In a one-on-one interview with the Cape Argus, De Lille spoke frankly about perceptions that she manages the 26 000 people in her administration, as well as her mayoral committee, with an iron fist.
“I really don’t care. I care about the mandate of the 61 percent who gave me that mandate. I don’t care about some politician here or some politician there who can’t stand me. Some say I am changing too quickly; I feel we could go faster. But we are constrained by the law.”
She added: “Where does the criticism come from? It’s those nameless people who are resisting because they want to keep the old privileges intact.
“I am driven by a deep personal commitment, as a person who fought against the old system. And when I see this protection of the old privileges surface, I go for it, because that’s how I fought in the struggle against apartheid - confronting these evils.”
De Lille said she was accustomed to adjectives, such as “fiery” and “feisty” prefixing her name in newspaper headlines and articles.
But much of this criticism stemmed from a misunderstanding of how the government worked, she said. The city followed a mayoral executive system, which gave the executive mayor certain delegated powers.
“If anyone can complain about my leadership style, let them show me where I am acting outside of the law, the Integrated Development Plan or my political mandate. Then we can talk. But the criticism is not about that. That at least would be constructive.”
She said she had opted for a “transversal management” approach to shake the city’s administration out of their silos.
“We structured the city in such a way that we don’t work past each other. We were in a comfort zone.”
De Lille has not let her detractors deter her from her goal to change the outlook of Cape Town and “take the city to the next level”.
One of her most exciting achievements as mayor has been the changing of street names.
The consolidation of the city’s expanded public works programme, which had resulted in the creation of 37 000 jobs, was another success, she said.
The city’s rapid growth and urbanisation, however, posed many problems, especially when it came to providing basic services such as toilets and electricity. The only way to deal with the needs of the 20 000-odd people streaming into the city each month was by growing the economy, she said. “I will be the first to admit that there is always room for improvement. When we are failing it is because the demand is growing too fast for us to cope.” However, the “elephant in the room” for her as the new mayor when she was elected in 2011 was the city’s housing list and its backlog of 400 000 units.
“I tackled the housing database to see who’s who. It’s our responsibility to make sure we provide houses to people with an income of R3 500 or less.” She said 85 percent of people on the city’s housing list fell into this category.
She said she also had to “put the truth, as harmful as it was” to the backyarders that their wait for houses would be long. “But I said, while you are waiting, we can at least provide backyard services.”
De Lille has never been one to lead from her office. To understand more about how solid waste works in the city, for example, she spent time at the various depots. When the community complained of inadequate toilet services, she went out with the city’s cleaning staff to see for herself and tried to speak to residents at a series of public meetings.
“I try to be a mayor who is seen and heard.”

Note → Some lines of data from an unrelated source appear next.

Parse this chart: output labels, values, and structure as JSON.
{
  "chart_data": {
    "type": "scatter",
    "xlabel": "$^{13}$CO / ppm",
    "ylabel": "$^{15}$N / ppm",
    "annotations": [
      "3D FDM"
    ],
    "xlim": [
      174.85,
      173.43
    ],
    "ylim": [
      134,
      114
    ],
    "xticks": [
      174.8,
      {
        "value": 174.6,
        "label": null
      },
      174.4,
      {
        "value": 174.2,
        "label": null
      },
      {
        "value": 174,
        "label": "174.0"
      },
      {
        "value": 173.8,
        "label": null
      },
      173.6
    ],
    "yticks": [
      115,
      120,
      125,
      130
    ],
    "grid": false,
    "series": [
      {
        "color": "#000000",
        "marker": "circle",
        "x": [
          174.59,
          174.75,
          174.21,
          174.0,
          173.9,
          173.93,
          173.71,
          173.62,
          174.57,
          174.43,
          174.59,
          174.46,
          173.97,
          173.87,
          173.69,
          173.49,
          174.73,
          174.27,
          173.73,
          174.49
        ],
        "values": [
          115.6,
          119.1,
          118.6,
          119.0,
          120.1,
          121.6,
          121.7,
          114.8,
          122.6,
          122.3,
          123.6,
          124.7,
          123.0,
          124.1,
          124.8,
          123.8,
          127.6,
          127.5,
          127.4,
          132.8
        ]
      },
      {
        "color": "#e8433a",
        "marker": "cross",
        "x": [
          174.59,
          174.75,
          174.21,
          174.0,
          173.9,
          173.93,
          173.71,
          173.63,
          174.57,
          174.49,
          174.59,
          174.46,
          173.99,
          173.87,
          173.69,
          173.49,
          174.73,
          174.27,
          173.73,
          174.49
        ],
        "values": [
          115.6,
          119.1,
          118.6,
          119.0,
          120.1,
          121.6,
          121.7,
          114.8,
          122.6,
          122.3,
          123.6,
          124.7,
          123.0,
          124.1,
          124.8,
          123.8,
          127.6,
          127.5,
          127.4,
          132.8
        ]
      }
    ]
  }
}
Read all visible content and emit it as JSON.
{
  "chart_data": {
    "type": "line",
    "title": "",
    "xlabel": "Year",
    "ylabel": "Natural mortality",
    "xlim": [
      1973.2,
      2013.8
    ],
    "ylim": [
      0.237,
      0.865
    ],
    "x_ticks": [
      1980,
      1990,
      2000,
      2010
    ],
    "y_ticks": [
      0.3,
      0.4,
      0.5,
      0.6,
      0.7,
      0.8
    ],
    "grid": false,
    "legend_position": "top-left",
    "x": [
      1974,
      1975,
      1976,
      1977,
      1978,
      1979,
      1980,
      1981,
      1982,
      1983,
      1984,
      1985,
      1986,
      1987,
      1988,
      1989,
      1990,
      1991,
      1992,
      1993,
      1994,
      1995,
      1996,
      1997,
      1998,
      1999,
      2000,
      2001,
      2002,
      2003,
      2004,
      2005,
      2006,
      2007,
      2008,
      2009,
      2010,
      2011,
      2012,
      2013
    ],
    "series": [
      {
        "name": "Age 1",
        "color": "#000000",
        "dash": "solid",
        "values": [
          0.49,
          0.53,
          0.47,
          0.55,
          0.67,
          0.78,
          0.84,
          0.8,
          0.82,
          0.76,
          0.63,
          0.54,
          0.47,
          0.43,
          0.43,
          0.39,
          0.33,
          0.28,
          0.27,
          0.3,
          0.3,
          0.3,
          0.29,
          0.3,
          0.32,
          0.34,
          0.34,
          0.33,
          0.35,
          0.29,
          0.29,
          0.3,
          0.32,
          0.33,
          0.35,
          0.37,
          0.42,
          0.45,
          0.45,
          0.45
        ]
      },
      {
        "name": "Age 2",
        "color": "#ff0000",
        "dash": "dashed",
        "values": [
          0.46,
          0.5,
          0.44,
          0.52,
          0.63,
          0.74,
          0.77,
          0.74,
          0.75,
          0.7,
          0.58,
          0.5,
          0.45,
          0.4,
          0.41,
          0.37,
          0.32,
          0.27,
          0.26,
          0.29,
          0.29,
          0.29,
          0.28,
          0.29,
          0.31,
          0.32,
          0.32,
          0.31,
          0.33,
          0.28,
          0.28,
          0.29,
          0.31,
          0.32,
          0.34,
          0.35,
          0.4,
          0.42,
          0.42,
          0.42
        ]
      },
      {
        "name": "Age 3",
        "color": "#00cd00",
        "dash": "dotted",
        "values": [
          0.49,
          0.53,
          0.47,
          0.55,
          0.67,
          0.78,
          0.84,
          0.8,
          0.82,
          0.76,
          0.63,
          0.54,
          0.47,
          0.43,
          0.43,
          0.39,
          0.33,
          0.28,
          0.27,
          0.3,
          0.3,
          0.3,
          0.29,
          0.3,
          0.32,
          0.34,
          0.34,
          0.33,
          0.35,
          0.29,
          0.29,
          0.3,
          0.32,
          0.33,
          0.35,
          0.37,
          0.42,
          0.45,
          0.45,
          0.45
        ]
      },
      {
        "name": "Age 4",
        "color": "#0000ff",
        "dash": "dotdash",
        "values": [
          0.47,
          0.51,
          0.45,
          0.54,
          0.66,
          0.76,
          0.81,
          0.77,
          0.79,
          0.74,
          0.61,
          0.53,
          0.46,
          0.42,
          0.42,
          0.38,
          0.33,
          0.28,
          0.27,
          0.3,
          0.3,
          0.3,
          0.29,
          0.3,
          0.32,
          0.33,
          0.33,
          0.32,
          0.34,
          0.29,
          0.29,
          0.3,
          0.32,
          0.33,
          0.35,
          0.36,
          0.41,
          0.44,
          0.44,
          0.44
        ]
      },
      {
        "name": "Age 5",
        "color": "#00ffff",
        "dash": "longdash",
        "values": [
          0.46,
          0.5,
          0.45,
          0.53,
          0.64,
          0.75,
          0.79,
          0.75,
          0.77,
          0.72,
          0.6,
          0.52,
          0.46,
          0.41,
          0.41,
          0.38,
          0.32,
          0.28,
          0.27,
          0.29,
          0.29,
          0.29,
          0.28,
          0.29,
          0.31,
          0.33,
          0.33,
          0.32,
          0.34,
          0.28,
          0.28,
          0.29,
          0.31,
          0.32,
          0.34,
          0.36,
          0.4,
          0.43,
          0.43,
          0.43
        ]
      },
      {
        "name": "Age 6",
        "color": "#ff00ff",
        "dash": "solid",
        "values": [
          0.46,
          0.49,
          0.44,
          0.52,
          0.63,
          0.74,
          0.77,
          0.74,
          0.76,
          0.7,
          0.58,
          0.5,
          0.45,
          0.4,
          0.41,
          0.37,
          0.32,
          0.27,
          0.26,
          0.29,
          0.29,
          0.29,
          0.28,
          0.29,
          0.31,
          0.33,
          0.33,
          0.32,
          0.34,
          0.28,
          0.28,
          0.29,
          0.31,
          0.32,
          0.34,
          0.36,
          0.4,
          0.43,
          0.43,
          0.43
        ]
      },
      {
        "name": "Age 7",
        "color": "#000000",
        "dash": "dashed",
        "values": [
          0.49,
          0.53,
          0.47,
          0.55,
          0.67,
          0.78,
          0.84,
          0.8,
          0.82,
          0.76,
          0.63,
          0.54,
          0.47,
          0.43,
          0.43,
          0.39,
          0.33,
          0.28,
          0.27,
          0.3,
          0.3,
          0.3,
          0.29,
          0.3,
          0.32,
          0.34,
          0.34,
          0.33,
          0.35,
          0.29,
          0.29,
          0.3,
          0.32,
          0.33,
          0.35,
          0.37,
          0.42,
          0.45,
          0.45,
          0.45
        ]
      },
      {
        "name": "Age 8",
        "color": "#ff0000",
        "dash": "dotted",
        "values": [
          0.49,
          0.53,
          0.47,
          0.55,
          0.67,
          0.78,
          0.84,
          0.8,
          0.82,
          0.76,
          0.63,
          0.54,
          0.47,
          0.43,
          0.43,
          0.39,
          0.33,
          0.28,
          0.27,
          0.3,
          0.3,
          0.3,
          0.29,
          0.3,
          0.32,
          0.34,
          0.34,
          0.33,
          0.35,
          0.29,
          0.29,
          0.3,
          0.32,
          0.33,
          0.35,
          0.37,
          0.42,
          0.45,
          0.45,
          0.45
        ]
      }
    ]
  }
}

Although De Lille has served at all three levels of government, first with the PAC and the Independent Democrats and now with the DA, she has enjoyed her stint as mayor the most. “I have always been a grass-roots person and you are closer to the people in local government.” She likes what she’s doing because no two days are the same. “When I was a member of the opposition in Parliament I would wake up and say: what am I going to say today. Here I wake up in the morning and say: what am I going to do today?”